People who don't receive IOLs wear contact lenses for distance vision, with reading glasses for close up. Or they may wear multifocal contact lenses for all distances. Rarely does anyone have to wear thick eyeglasses now.


A pterygium is a growth of scar tissue and blood vessels on the sun-exposed surface of the eye in response to ultraviolet damage from the environment. A pterygium often grows in a wing shape, which extends across the cornea towards the pupil. Pterygium most often occurs on the inner side of the pupil. The best treatment for pterygium is prevention. Wearing wrap around sunglasses when exposed to sun and wind will prevent a pterygium. Decongestants simply disguise the redness while the pterygium grows. A single dilated vessel can be treated with a laser but permanent removal of a pterygium requires surgery and this surgery can be performed by Dr. Miguel Castillo.

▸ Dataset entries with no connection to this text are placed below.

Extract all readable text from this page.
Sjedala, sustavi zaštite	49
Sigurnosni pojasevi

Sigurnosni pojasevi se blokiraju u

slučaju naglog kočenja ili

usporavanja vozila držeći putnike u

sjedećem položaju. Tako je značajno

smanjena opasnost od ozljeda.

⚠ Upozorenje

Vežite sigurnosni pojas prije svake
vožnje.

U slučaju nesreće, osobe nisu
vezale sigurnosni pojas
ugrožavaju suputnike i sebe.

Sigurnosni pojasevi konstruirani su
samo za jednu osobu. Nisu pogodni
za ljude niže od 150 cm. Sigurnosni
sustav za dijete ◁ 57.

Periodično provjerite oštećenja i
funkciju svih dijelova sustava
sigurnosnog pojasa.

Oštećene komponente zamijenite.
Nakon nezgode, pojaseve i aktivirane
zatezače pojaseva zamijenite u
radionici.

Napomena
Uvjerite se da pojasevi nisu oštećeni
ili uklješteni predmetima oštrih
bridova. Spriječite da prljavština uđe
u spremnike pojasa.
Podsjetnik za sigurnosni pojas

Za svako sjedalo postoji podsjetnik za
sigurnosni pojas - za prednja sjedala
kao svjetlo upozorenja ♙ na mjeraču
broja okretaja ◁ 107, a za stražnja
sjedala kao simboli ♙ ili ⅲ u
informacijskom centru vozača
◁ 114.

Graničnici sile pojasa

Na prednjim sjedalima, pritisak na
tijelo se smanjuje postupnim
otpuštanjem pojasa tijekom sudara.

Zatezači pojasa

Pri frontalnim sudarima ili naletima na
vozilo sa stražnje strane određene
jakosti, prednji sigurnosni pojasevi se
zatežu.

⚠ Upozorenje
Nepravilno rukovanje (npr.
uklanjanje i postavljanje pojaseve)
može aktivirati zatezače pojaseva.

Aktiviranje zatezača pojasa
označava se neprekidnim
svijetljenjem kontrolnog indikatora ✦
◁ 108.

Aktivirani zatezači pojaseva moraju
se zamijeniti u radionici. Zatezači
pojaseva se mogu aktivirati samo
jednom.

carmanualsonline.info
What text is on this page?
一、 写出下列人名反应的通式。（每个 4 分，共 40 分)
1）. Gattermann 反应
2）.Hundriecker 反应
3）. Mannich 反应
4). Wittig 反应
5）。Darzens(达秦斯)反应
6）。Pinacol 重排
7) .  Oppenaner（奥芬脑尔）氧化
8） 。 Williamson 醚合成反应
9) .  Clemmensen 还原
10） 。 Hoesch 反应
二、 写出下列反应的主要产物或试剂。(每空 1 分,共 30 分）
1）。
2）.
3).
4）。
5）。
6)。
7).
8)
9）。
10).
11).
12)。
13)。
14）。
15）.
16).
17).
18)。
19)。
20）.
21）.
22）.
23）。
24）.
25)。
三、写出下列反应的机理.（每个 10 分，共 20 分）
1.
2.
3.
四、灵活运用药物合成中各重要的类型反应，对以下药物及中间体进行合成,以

Eyelid surgery has many benefits, the obvious being an improvement in the overall appearance of the eyes. Eyelid surgery can be performed to remove excess skin that obscures the natural fold in the upper eyelids. It can also correct puffiness in the upper eyelids that cause the eyes to appear tired. For the lower eyelids, blepharoplasty can remove excess skin and correct fine wrinkles and lines. The bags that sometimes appear beneath the eyes can be removed, and the droopiness that sometimes occurs revealing the white portion of the eye beneath the iris can be corrected.